"Oh, yes, I will go, I will go," cried John Ayliffe, now quite maddened, "I will go to the devil, and you too, madam," and he burst out of the room, leaving the door open behind him.

"I can compassionate misfortune," cried Mrs. Hazleton, raising her voice to the very highest pitch for the benefit of others, "but I will have nothing to do with roguery and fraud," and as she heard his horse's feet clatter over the terrace, she heartily wished he might break his neck before he passed the park gates. How far she was satisfied, and how far she was not, must be shown in another chapter.

CHAPTER XXXV.

John Ayliffe got out of the park gates quite safely, though he rode down the slope covered with loose stones, as if he had no consideration for his own neck or his horse's knees.

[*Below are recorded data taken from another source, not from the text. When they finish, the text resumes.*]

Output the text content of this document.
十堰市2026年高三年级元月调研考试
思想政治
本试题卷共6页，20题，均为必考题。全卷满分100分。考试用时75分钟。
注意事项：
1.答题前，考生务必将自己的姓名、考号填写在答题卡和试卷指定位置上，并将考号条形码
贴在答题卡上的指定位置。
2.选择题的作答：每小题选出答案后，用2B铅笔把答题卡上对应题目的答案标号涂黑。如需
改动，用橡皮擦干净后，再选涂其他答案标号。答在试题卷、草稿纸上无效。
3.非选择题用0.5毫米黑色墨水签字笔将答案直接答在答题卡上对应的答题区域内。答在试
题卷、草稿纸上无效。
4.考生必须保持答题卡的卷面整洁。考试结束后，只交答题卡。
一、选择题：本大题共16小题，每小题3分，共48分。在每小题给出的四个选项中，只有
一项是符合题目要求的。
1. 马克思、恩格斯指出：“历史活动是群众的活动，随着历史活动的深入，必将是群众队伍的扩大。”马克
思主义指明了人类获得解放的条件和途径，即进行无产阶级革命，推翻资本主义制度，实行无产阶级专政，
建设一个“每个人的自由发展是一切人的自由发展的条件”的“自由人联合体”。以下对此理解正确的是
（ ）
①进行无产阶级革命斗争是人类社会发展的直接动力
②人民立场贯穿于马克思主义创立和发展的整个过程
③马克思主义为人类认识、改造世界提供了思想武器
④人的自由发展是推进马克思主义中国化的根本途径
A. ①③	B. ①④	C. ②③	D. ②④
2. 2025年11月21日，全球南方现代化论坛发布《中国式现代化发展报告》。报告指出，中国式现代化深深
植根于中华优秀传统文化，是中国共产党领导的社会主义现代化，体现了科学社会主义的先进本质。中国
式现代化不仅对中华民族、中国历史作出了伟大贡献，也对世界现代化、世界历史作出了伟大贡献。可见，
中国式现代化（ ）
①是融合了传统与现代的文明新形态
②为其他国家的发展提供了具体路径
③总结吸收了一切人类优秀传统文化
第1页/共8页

He was in a state of desperation, however, and feared little at that moment what became of himself or any thing else. With fierce and angry eagerness he revolved in his own mind the circumstances of his situation, the conduct of Mrs. Hazleton, the folly, as he was pleased to term it, of his mother, the crimes which he had himself committed, and he found no place of refuge in all the dreary waste of thought. Every thing around looked menacing and terrible, and the world within was all dark and stormy.

He pushed his horse some way on the road which he had come, but suddenly a new thought struck him. He resolved to seek advice and aid from one whom he had previously determined to avoid. "I will go to Shanks," he said to himself, "he at least is in the same basket with myself. He must work with me, for if my mother has been fool enough to keep my letters, I have been wise enough to keep his—perhaps something may be done after all. If not, he shall go along with me, and we will try if we cannot bring that woman in too. He can prove all her sayings and doings." Thus thinking, he turned his horse's head towards the lawyer's house, and rode as hard as he could go till he reached it.

Mr. Shanks was enjoying life over a quiet comfortable bowl of punch in a little room which looked much more tidy and comfortable, than it had done twelve or eighteen months before. Mr. Shanks had been well paid. Mr. Shanks had taken care of himself. No small portion of back rents and costs had gone into the pockets of Mr. Shanks. Mr. Shanks was all that he had ever desired to be, an opulent man. Moreover, he was one of those happily constituted mortals who knew the true use of wealth—to make it a means of enjoyment. He had no scruples of conscience—not he. He little cared how the money came, so that it found its way into his pocket. He was not a man to let his mind be troubled by any unpleasant remembrances; for he had a maxim that every man's duty was to do the very best he could for his client, and that every man's first client was himself.

He heard a horse stop at his door, and having made up his mind to end the night comfortably, to finish his punch and go to bed, he might perhaps have been a little annoyed, had he not consoled himself with the thought that the call must be upon business of importance, and he had no idea of business of importance unconnected with that of a large fee.

"To draw a will, I'll bet any money," said Mr. Shanks to himself; "it is either old Sir Peter, dying of indigestion, and sent for me when he's no longer able to speak, or John Ayliffe broken his neck leaping over a five-barred gate—John Ayliffe, bless us all, Sir John Hastings I should have said."

But the natural voice of John Ayliffe, asking for him in a loud impatient tone, dispelled these visions of his fancy, and in another moment the young man was in the room.

"Ah, Sir John, very glad to see you, very glad to see you," said Mr. Shanks, shaking his visitor's hand, and knocking out the ashes of his pipe upon the hob; "just come in pudding time, my dear sir—just in time for a glass of punch—bring some more lemons and some sugar, Betty. A glass of punch will do you good. It is rather cold to-night."